Sağlıklı ve gerçek biçimde kilo vermek için; bu yazıda önerilen kilo kayıpları sağlanmalı ve sağlıklı beslenme hayatımıza adapte edilmelidir. Benim bu mevzudaki teklifim; bir beslenme uzmanı eşliğinde diyetinizin planlanması ve kilo takibinizin yapılmasıdır. Unutmayın ki; her birey kendine hastır ve beslenme sistemimiz bizlerin hayat standartlarına, beslenme alışkanlıklarımıza, günlük rutinimize ahenk sağlamalıdır. Daha süratli sonuçlar için bilimsellikten uzak ve içeriği muhakkak olmayan firmalara, eserlere, şok diyet listelerine prestij etmemek sıhhatimizi korumak ismine hayati ehemmiyet taşımaktadır.
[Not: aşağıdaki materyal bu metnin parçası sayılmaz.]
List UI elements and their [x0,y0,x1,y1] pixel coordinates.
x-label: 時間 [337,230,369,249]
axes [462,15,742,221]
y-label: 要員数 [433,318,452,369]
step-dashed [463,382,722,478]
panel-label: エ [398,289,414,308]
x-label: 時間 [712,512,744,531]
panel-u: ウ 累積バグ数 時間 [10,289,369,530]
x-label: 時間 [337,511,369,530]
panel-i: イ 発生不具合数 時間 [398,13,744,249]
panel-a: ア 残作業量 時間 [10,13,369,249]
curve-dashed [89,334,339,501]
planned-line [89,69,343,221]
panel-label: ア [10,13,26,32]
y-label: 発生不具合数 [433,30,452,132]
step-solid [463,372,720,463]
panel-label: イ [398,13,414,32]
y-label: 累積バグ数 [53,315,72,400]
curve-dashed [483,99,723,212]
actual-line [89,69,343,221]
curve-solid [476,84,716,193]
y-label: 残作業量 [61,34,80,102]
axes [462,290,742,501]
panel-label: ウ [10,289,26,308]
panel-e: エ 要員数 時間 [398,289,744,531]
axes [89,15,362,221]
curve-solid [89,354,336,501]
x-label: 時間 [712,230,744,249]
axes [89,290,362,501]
Umarım bu blog yazısı süratli kilo verme mevzusuyla ilgili aydınlatıcı olmuştur. Daha fazlası için takipte kalmaya devam edin!
Sağlıklı günler dilerim.
Diyetisyen
Tip-2 Diyabet Hakkında
Bedenimizin hayati işlevleri gerçekleştirmesi için güce gereksinimi vardır. Bu güç de besinlerin içinde bulunan çeşitli moleküllerle karşılanır …
Yayınlanan
3 sene önceüzerinde
Haziran 30, 2022Tarafından
Doktor MakaleleriBedenimizin hayati işlevleri gerçekleştirmesi için güce gereksinimi vardır. Bu güç de besinlerin içinde bulunan çeşitli moleküllerle karşılanır. En kıymetlisi karbonhidratların yapı taşı olan glikozdur. Bedenin güç olarak kullanacağı glikozdan yoksun olması sonucu tip-2 diyabet dediğimiz kronik hastalık ortaya çıkar. Pankreasta insülin salgılayan hücrelerin doğuştan hasarlı olmasıyla tip-1 diyabet ortaya çıkar.
• Hücrelerin glikoz gereksinimini karşılamak için pankreastan insülin isimli hormon salgılanır. İnsülin kanda bulunan glikozun hücrelerin içine girmesini sağlar. Böylelikle güç için kullanılabilir.
• Lakin insülin bazen bu geçişi çeşitli nedenlerle sağlayamaz. İnsülin direnci dediğimiz hücrelerin insüline duyarsızlaşması yahut pankreasta insülin üreten hücrelerin zara görmesi hücrelerin glikozlanmasını önler. Kanda insülin ve glikoz artar yahut insülin yetersiz olur, yeniden kanda glikoz birikir.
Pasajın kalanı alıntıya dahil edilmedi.